Exact closed-form solutions for Lamb's problem (II): a moving point load

TL;DR

This paper derives an exact closed-form solution for the displacement caused by a moving point load on an elastic half-space, extending Lamb's problem to include moving loads, with potential applications in high-speed rail analysis.

Contribution

It provides the first explicit closed-form solution for a moving point load in Lamb's problem, expanding the classical static case to dynamic moving loads.

Findings

Closed-form solutions match numerical results, confirming accuracy.

Solution expressed with elementary functions and elliptic integrals.

Foundation for analyzing real-world moving loads like high-speed trains.

Abstract

In this article, we report on an exact closed-form solution for the displacement in an elastic homogeneous half-space elicited by a downward vertical point source moving with constant velocity over the surface of the medium.

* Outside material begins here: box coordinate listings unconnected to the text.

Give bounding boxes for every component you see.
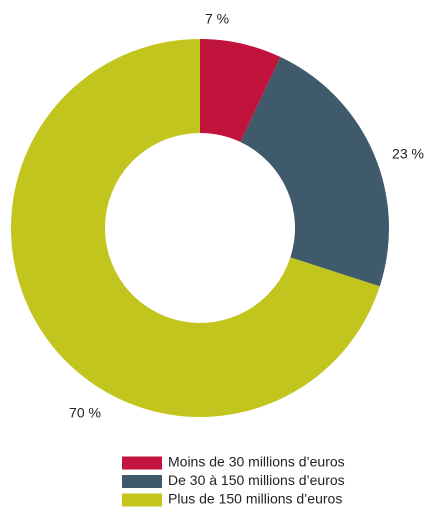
legend-swatch <box>122 456 162 470</box>
legend-swatch <box>122 475 162 488</box>
donut-slice <box>200 39 281 143</box>
legend-label: Moins de 30 millions d’euros <box>168 454 345 470</box>
data-label: 7 % <box>205 11 229 27</box>
legend-swatch <box>122 493 162 507</box>
donut-slice <box>240 56 390 287</box>
donut-slice <box>11 38 380 417</box>
data-label: 70 % <box>69 405 101 421</box>
legend-label: De 30 à 150 millions d’euros <box>168 472 345 488</box>
data-label: 23 % <box>392 146 424 162</box>
legend-label: Plus de 150 millions d’euros <box>168 491 342 507</box>
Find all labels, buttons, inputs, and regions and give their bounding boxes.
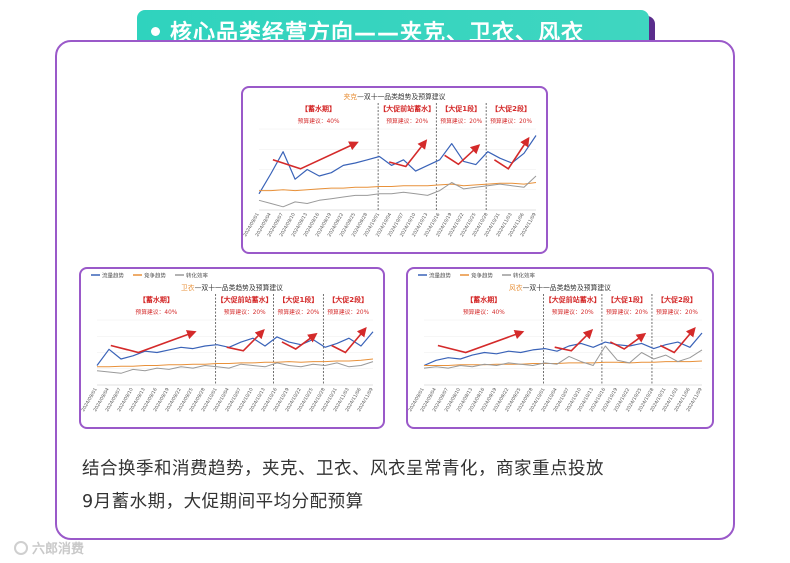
trend-arrow bbox=[226, 329, 265, 352]
chart-hoodie: 流量趋势 竞争趋势 转化效率 卫衣—双十一品类趋势及预算建议 【蓄水期】 预算建议：40%… bbox=[79, 267, 385, 429]
legend-label: 竞争趋势 bbox=[471, 272, 494, 280]
chart-title-item: 卫衣 bbox=[181, 283, 195, 292]
trend-arrow bbox=[493, 136, 530, 170]
series-line-conversion bbox=[423, 345, 703, 369]
phase-label: 【大促1段】 bbox=[607, 295, 647, 304]
legend-label: 流量趋势 bbox=[429, 272, 452, 280]
phase-label: 【大促前站蓄水】 bbox=[217, 295, 273, 304]
series-line-competition bbox=[97, 358, 374, 368]
chart-hoodie-svg: 流量趋势 竞争趋势 转化效率卫衣—双十一品类趋势及预算建议【蓄水期】预算建议：40%… bbox=[81, 272, 375, 413]
trend-arrow bbox=[331, 327, 367, 354]
trend-arrow bbox=[609, 332, 647, 350]
phase-budget: 预算建议：40% bbox=[135, 308, 177, 316]
chart-title-rest: —双十一品类趋势及预算建议 bbox=[195, 283, 284, 292]
series-line-flow bbox=[96, 331, 374, 366]
series-line-competition bbox=[424, 360, 703, 366]
chart-title-item: 夹克 bbox=[344, 92, 358, 101]
legend-label: 转化效率 bbox=[513, 272, 536, 280]
watermark: 六郎消费 bbox=[14, 538, 84, 557]
legend-label: 竞争趋势 bbox=[144, 272, 167, 280]
series-line-conversion bbox=[96, 361, 374, 374]
series-line-conversion bbox=[258, 175, 537, 208]
chart-title: 夹克—双十一品类趋势及预算建议 bbox=[344, 92, 446, 101]
chart-title-item: 风衣 bbox=[509, 283, 523, 292]
phase-budget: 预算建议：20% bbox=[656, 308, 698, 316]
phase-label: 【大促2段】 bbox=[657, 295, 697, 304]
chart-trench-svg: 流量趋势 竞争趋势 转化效率风衣—双十一品类趋势及预算建议【蓄水期】预算建议：40%… bbox=[408, 272, 704, 413]
phase-budget: 预算建议：20% bbox=[386, 117, 428, 125]
chart-title-rest: —双十一品类趋势及预算建议 bbox=[523, 283, 612, 292]
chart-jacket-svg: 夹克—双十一品类趋势及预算建议【蓄水期】预算建议：40%【大促前站蓄水】预算建议… bbox=[243, 92, 538, 238]
trend-arrow bbox=[110, 330, 197, 354]
chart-trench: 流量趋势 竞争趋势 转化效率 风衣—双十一品类趋势及预算建议 【蓄水期】 预算建议：40%… bbox=[406, 267, 714, 429]
phase-budget: 预算建议：40% bbox=[298, 117, 340, 125]
summary-line-2: 9月蓄水期，大促期间平均分配预算 bbox=[82, 492, 364, 512]
bullet-icon bbox=[151, 26, 160, 36]
phase-budget: 预算建议：20% bbox=[224, 308, 266, 316]
phase-budget: 预算建议：20% bbox=[606, 308, 648, 316]
legend-label: 转化效率 bbox=[186, 272, 209, 280]
watermark-logo-icon bbox=[14, 540, 28, 555]
phase-label: 【大促前站蓄水】 bbox=[379, 104, 435, 113]
series-line-competition bbox=[259, 182, 537, 192]
phase-label: 【大促前站蓄水】 bbox=[545, 295, 601, 304]
chart-title: 风衣—双十一品类趋势及预算建议 bbox=[509, 283, 611, 292]
trend-arrow bbox=[437, 330, 525, 354]
phase-label: 【蓄水期】 bbox=[139, 295, 174, 304]
trend-arrow bbox=[444, 144, 481, 166]
summary-line-1: 结合换季和消费趋势，夹克、卫衣、风衣呈常青化，商家重点投放 bbox=[82, 459, 604, 479]
trend-arrow bbox=[281, 332, 318, 350]
trend-arrow bbox=[554, 329, 594, 352]
phase-label: 【大促2段】 bbox=[328, 295, 368, 304]
phase-label: 【蓄水期】 bbox=[301, 104, 336, 113]
summary-text: 结合换季和消费趋势，夹克、卫衣、风衣呈常青化，商家重点投放 9月蓄水期，大促期间… bbox=[82, 453, 722, 519]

The problem considered here is an extension to Lamb's problem. Starting with the integral solutions of Bakker \textit{et al.}, we followed the method developed in Feng and Zhang, which focuses on the displacement triggered by a fixed point source observed on the free surface, to obtain the final solution in terms of elementary algebraic functions as well as elliptic integrals of the first, second and third kind. Our closed-form results agree perfectly with the numerical results of Bakker \textit{et al.}, which confirms the correctness of our formulas. The solution obtained in this article may lay a solid foundation for further consideration of the response of an actual physical moving load, such as a high-speed rail train.